There are sunflowers out my window. Not because I am a sunflower farmer, but simply because I planted hostas beneath my birdfeeder.

You see, the resident chickens really like to scratch there under that feeder in the spring, for no matter how many birds we have, even of the ground-feeding junco variety, the intended beneficiaries of our winter feeders leave some delicacies behind, and the chickens are more than happy to oblige in the clean-up business.
The poor hostas we planted right there at the base of the feeder have had an uphill battle to fight.
Last year, after their transplanting and before our wising up, was even worse. You can imagine the warzone that they attempted to thrive in. Trammeled and trampled, quite literally beaten into the earth by the talons of a million hens. One might have witnessed the sight and reported us for perennial abuse.
So where do the sunflowers come in?
Well, before releasing the hounds this year–upon sufficient snowmelt that they would dare to venture out of their coop–we erected a small chickenwire fence around the feeder and its underground hosta potentials.
Aside: These were frustrated chickens. They could see the discarded, yet still viable sunflower seeds in there. They could smell them. They just couldn’t get to them. I did come home one afternoon to find a blinking hen entangled in the wire in such a way that I had to question even her small-brained motivations, but beyond this breach, the chickenwire did its job.
We took the fence down once those hosta babies were looking tough enough to hold their own against the mobs of wild jungle fowl. They have survived, but their rightly-mustered trepidation left them a bit stunted.

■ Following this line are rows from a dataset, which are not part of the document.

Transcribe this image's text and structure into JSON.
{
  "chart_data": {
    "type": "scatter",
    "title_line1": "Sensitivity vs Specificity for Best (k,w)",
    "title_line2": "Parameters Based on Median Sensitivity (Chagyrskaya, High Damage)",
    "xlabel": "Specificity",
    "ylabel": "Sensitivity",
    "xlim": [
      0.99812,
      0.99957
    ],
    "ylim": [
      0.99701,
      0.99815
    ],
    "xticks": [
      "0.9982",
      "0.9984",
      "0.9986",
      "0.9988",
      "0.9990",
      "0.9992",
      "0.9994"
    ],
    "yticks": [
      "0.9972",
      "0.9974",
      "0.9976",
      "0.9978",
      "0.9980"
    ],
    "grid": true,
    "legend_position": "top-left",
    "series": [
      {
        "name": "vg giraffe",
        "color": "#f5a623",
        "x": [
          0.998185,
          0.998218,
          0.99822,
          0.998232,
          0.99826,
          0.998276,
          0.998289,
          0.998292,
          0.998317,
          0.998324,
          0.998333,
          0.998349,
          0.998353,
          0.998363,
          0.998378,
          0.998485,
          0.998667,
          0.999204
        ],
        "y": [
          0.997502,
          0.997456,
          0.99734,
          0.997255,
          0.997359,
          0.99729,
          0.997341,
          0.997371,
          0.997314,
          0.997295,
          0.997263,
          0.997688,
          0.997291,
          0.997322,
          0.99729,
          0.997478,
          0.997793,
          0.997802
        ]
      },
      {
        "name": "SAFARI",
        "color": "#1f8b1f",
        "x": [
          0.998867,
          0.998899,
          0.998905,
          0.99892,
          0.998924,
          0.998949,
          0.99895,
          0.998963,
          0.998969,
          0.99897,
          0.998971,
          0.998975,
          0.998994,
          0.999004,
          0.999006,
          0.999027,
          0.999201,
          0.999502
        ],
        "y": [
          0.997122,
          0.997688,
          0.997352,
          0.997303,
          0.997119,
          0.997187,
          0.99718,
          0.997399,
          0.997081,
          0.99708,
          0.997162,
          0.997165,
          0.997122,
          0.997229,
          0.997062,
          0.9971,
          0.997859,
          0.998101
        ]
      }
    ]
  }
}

The happy happenstance of it all is that some of those sunflower seeds—eleven, should you be a bean-counter—had enough time to germinate and take hold in the confines of our temporary hosta preserve.

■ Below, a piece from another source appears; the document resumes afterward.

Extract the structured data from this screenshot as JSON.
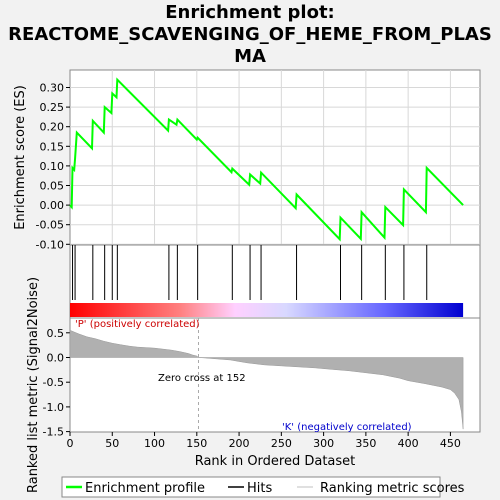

Along with some thriving specimens of stretchyweed, the sunflowers fill in the gaps in the weakling hostas, and we now have a gorgeous crop of sunshine outside the window, even on a humid, dreary day such as this. This fall, the birds will pick them clean in an effort to convince us that it is time we begin feeding them for the winter. We will acquiesce, and will look forward to next year’s patch of golden sun in the midst of our verdant chickenyard.